Section:  Avodah   Category: Innocent Observations
A Closer Look at Torah vs. Mivater - Leveling The Playing Field
One of the hardest things in the life, and something we don't achieve often enough, is to be Mivater, to give in when we know we are right and the other party is wrong. The completion of this great act is holding our tongue, and keeping our righteousness to ourselves. We may do it often for small things, but how many times in our lives can we say that when push comes to shove we act with true nobility, crushing our overwhelming emotions, and letting the other side win?

This is one of the great acts that a person can do in this world. In fact Chazal say that the world hangs on such moments. Toleh Eretz Al Blima, which Chazal interpret to mean the world hangs on the merit of the person who puts the brakes on his mouth during an argument.

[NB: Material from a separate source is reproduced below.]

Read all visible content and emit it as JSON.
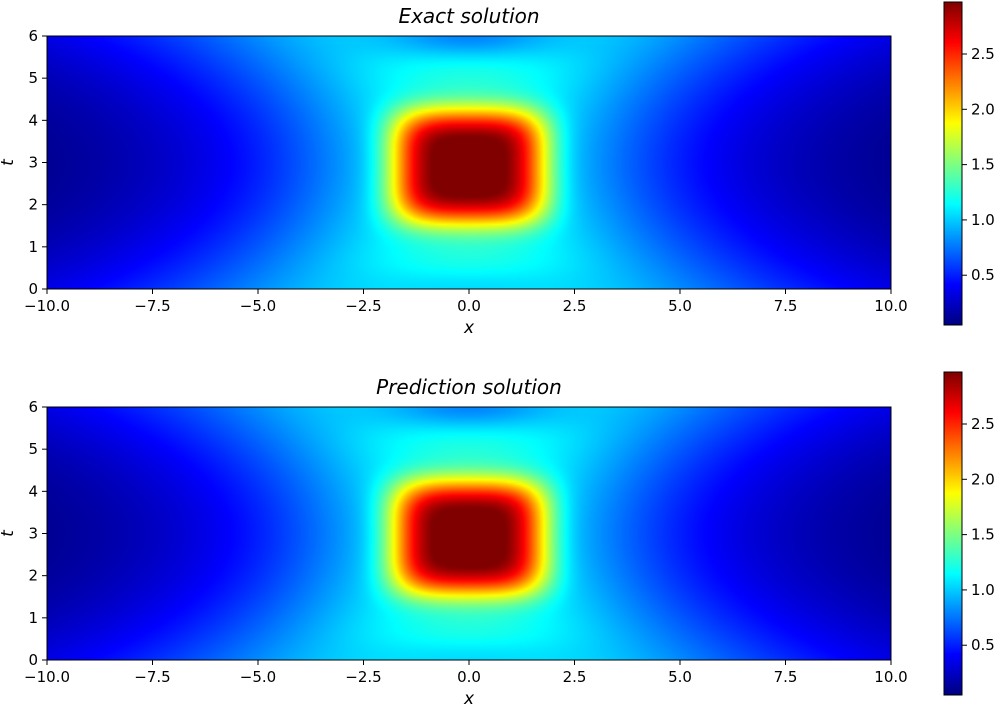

Yet at the same time Chazal tell us that Talmud Torah Kneged Kulan, Torah is the greatest mitzva of them all. This means each and every word of Torah.  So how is it that a person can learn for many hours each day as part of his daily routine and each word he learns is greater than this rare event that requires such a tremendous amount of courage?

Maybe the question is based on faulty assumptions but let's try to answer it on its face. Where does the courage to stifle oneself come from? It comes from a belief that there is more to this world than meets the eye, for if one didn't believe that they would never give in. We would need to win every point in life since nothing is to be gained from losing. This all comes from true belief in Hashem which comes from learning Torah. So in essence, being mivater is the fruit of Torah learning. For if one were to learn Torah and never be mivater it would show that the Torah is merely an intellectual exercise and not what Hashem had in mind. Being Mivater a single time is the product of hundreds or thousands of hours of Torah study. It is what gives each word that we learned its life.  Being Mivater is an act that validates our Torah and is not separate from it.  Only now does our Torah outweigh everything else.

Another possible approach is that while each mitzva carries its own weight, not every time we do the mitzva is it the same. There are many factors that go into the type of mitzva that comes out, mainly how much effort was put in. So you can have words of Torah that are worth more than others. The same applies to all mitzvos. In order to make a fair comparison between two mitzvos one would have to make sure all other variables remain the same. In our case by definition being mivater is done with incredible Mesiras Nefesh. One is nullifying himself completely at the moment of Vitur, which take remarkable character. Surely every word of Torah learned with the same dedication is worth more, but maybe not so the ones learned casually.